Rye bread, including pumpernickel, is a widely consumed food in Northern and Eastern Europe. Rye flour is high in gliadin, but low in glutenin, with a lower gluten content than wheat flour. It also contains a higher proportion of soluble fibers than wheat. Its grains contain appreciable amounts of proteins and therefore, its flour can be baked into dark-colored rye bread. In spite of the poor baking quality of the flour, much of the present world production of rye is consumed in the form of bread, appreciated for its flavor and distinctive dense texture. It has been estimated that in the early part of the twentieth century, rye bread was the main cereal food of a third of the European population. Rye grain is also used to make alcoholic drinks, like rye whiskey and rye beer, i.e., rye is used to make whiskey in the United States and Canada, gin in the Netherlands, and beer in Russia. In all rye-producing countries, more than 50% of the grain is used in animal feed and the young green plants are also commonly used for livestock fodder. The mature straw is too tough for animal fodder, but can be used for bedding, thatching, paper making, and straw hats.

Feral plants are plants that are derived, in part or fully, from crop plants that have become partly or fully undomesticated, and are no longer dependent on managed cultivation. Feral rye, a weed of wheat and barley fields, poses a serious threat to annual winter grain yields in western and central United States. Feral rye likely spread as a contaminant in the seed of domesticated cereals, as they were introduced into new areas.

By the time conscious plant breeding began, in the later part of the nineteenth century, the early plant breeders relied heavily on locally adapted land races as their immediate source of variability (Evans 1976). Breeding methods have been influenced by the outbreeding nature of the crop. Early breeding techniques are best described as forms of simple recurrent selection. With recently improved knowledge of the genetic structure of outbreeding populations, more sophisticated methods have been used (Evans 1976, 1995).

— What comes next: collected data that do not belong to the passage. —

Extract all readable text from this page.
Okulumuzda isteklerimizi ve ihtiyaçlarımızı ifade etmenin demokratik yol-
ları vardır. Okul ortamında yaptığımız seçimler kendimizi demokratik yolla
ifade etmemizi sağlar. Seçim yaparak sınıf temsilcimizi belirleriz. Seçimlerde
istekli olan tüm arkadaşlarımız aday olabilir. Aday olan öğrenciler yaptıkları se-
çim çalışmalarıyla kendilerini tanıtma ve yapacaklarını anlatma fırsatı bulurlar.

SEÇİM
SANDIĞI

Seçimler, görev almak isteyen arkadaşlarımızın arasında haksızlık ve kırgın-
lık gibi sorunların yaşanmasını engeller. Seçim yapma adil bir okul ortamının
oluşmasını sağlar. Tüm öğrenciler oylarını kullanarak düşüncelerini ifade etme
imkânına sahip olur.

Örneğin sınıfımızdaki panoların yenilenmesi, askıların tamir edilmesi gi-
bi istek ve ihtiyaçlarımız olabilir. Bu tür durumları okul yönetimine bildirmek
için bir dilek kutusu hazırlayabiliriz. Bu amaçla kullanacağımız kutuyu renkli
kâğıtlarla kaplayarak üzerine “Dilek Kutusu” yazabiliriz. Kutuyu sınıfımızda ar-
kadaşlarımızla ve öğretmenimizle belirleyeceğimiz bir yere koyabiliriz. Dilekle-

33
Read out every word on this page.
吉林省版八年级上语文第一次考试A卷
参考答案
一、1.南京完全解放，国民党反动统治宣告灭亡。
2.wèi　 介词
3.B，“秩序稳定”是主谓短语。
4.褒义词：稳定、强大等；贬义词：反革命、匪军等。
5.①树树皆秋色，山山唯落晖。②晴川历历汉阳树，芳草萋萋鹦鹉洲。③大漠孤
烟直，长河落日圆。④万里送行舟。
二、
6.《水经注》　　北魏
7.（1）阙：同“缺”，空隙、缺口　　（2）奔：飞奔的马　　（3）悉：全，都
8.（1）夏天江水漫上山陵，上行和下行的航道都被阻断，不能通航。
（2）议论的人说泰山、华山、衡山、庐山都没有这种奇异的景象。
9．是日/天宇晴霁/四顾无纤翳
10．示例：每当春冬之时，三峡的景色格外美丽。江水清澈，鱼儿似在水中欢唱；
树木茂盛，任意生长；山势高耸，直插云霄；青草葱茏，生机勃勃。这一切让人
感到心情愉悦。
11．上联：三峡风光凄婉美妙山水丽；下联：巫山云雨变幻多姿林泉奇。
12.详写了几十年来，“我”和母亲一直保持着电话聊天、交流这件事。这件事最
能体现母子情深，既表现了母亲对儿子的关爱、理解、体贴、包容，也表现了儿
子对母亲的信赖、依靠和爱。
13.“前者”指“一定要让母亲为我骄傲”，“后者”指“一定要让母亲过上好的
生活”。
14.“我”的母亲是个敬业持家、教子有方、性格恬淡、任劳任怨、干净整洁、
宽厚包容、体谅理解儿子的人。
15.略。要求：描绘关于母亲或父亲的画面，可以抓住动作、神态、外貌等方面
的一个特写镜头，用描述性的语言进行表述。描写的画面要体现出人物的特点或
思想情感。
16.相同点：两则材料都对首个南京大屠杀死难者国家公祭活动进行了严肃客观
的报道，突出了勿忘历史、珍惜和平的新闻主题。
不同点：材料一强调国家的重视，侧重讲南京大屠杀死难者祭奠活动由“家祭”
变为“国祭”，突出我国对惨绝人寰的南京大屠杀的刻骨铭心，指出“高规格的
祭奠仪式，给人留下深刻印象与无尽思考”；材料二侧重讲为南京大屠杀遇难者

In contrast to most grain crops that are self-pollinating, rye is a cross-pollinated cereal. It has a gametophytic two-locus incompatibility system (Lundquist 1956). Consequently, rye yields depend, among other factors, on effective wind pollination. Rye shows inbreeding depression but inbred lines of acceptable vigor can be isolated and used in the construction of synthetic varieties, following suitable progeny tests for combining ability (Evans 1976, 1995).

Unlike of the objectives in wheat and barley breeding, aspects of disease resistance have not dominated rye breeding. Improvement of grain yield, protein content and quality, together with cold tolerance and shorter straw, have been the main aims of recent breeding. Utilization of rye as forage has led to the breeding of varieties bred solely for this purpose and emphasis is then placed on characteristics other than grain production, namely, total dry matter, growth in winter and early spring and digestibility. Ergot (Claviceps purpurea) is a disease which has caused some trouble from time to time. Ergot is a fungus that parasitizes rye and is poisonous to humans and livestock. The poisonous sclerotia, which fully replace the grain and occasionally penetrate into flour, reportedly cause hallucinations in humans and abortion in farm animals. Thus, breeding for ergot resistance is also an important aim.